O Conselho Federal da Ordem dos Advogados do Brasil deliberou, em sessão extraordinária no dia 20/5, pelo encaminhamento do pedido de abertura do processo de impeachment do presidente da República, tendo em vista as revelações trazidas pela delação dos executivos da JBS. Na oportunidade, chamou atenção o fato de algumas seccionais, a exemplo da OAB-DF, defenderem a eleição direta em caso de vacância do cargo e até mesmo a convocação de nova assembleia nacional constituinte.

Em momento de grave crise institucional e política, esperava-se, da casa que se notabilizou historicamente pela defesa da democracia e da cidadania, mais acuro na observância da ordem constitucional, vale dizer, que a OAB servisse de porto-seguro em momento tão delicado para a sociedade brasileira, na defesa do Estado de Direito e do primado da segurança jurídica, pois a proposta de eleição direta, embora difundida por alguns, não encontra respaldo na Lei Fundamental.

Se não bastasse a Constituição Federal estabelecer, em seu artigo 81, parágrafo 1°, eleição indireta para a hipótese de vacância do cargo nos dois últimos anos do período presidencial, ainda que surja emenda constitucional casuística prevendo a eleição direta, em razão do que aponta o artigo 16 de nossa Carta Política, verdadeira cláusula pétrea, só poderá ser aplicada após um ano de sua vigência[1].

Com efeito, referido artigo deixa claro que a lei que alterar o processo eleitoral entrará em vigor na data de sua publicação, não se aplicando, contudo, à eleição que ocorra até um ano da data de sua vigência. Nesse contexto, o Supremo Tribunal Federal já consignou, na ADI 3.685, proposta pela própria OAB e que versou sobre a chamada verticalização das coligações partidárias, que mesmo se tratando de emenda constitucional há de respeitar o referido princípio da anualidade (princípio da anterioridade eleitoral), com vista a evitar mudanças das regras eleitorais que malfiram a segurança jurídica e, por consequência, uma série de outros princípios que balizam as eleições.

Em suma, nem mesmo por emenda à Constituição Federal é possível desconsiderar a regra da eleição indireta para o caso de eventual renúncia ou impedimento do presidente da República no atual estágio de seu mandato. Qualquer outra interpretação ressoa inconstitucional e ganha ares de casuísmo.

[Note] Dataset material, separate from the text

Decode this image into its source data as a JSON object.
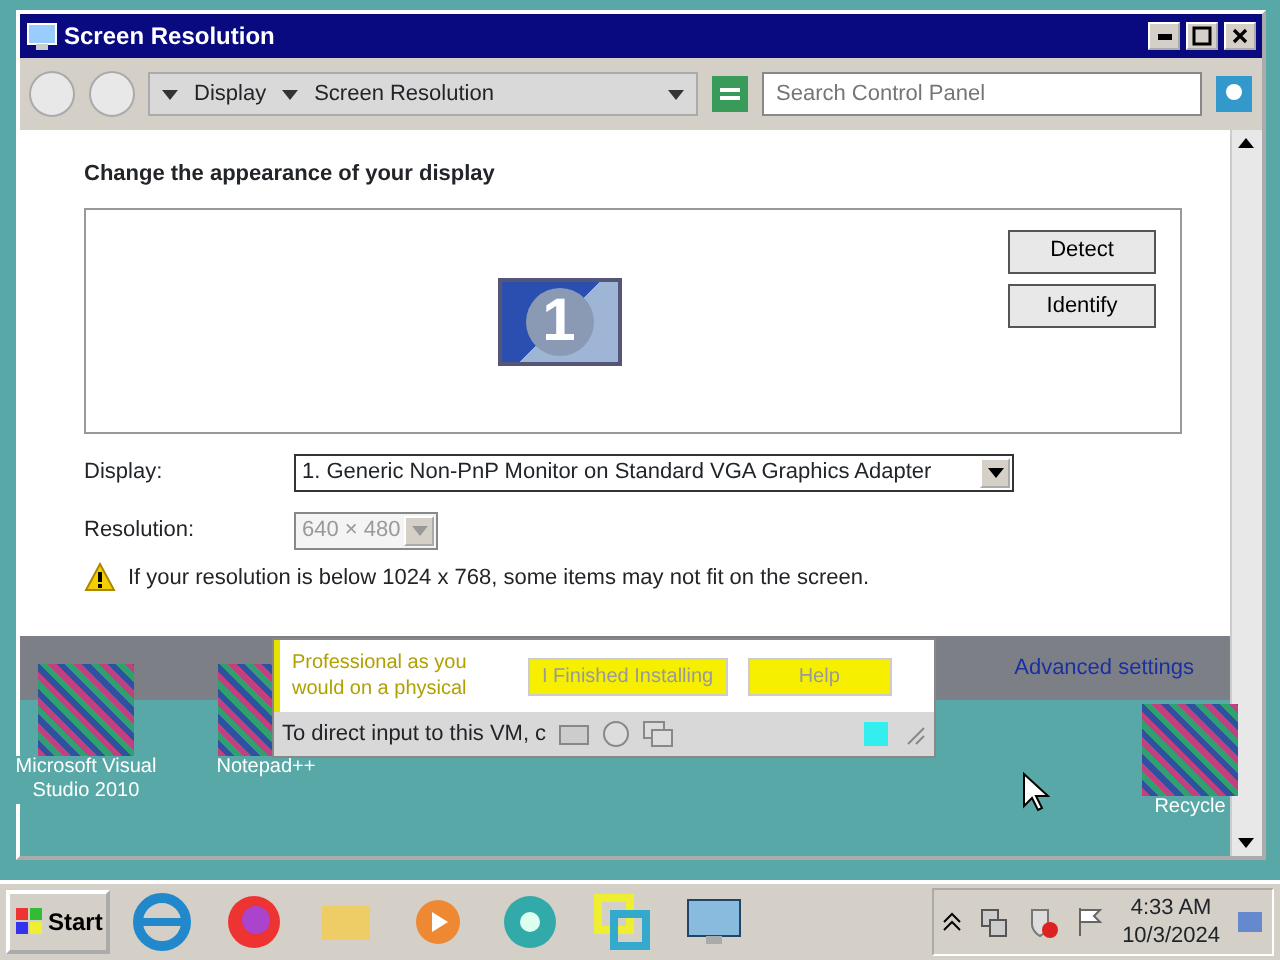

Sob outro prisma, algumas vozes afirmam ser possível a eleição direta na hipótese de cassação da chapa Dilma-Temer pelo Tribunal Superior Eleitoral, em razão do que passaram a prever os parágrafos 3º e 4º do artigo 224 do Código Eleitoral, incluídos pela Lei 13.165/2015, que trouxe mais uma das denominadas minirreformas eleitorais ao normatizar a forma de eleições suplementares para o Poder Executivo (se direta ou indireta, a depender do momento do trânsito em julgado), nos casos em que o pronunciamento da Justiça Eleitoral importar o indeferimento do registro, a cassação do diploma ou a perda do mandato de candidato eleito em pleitos majoritários.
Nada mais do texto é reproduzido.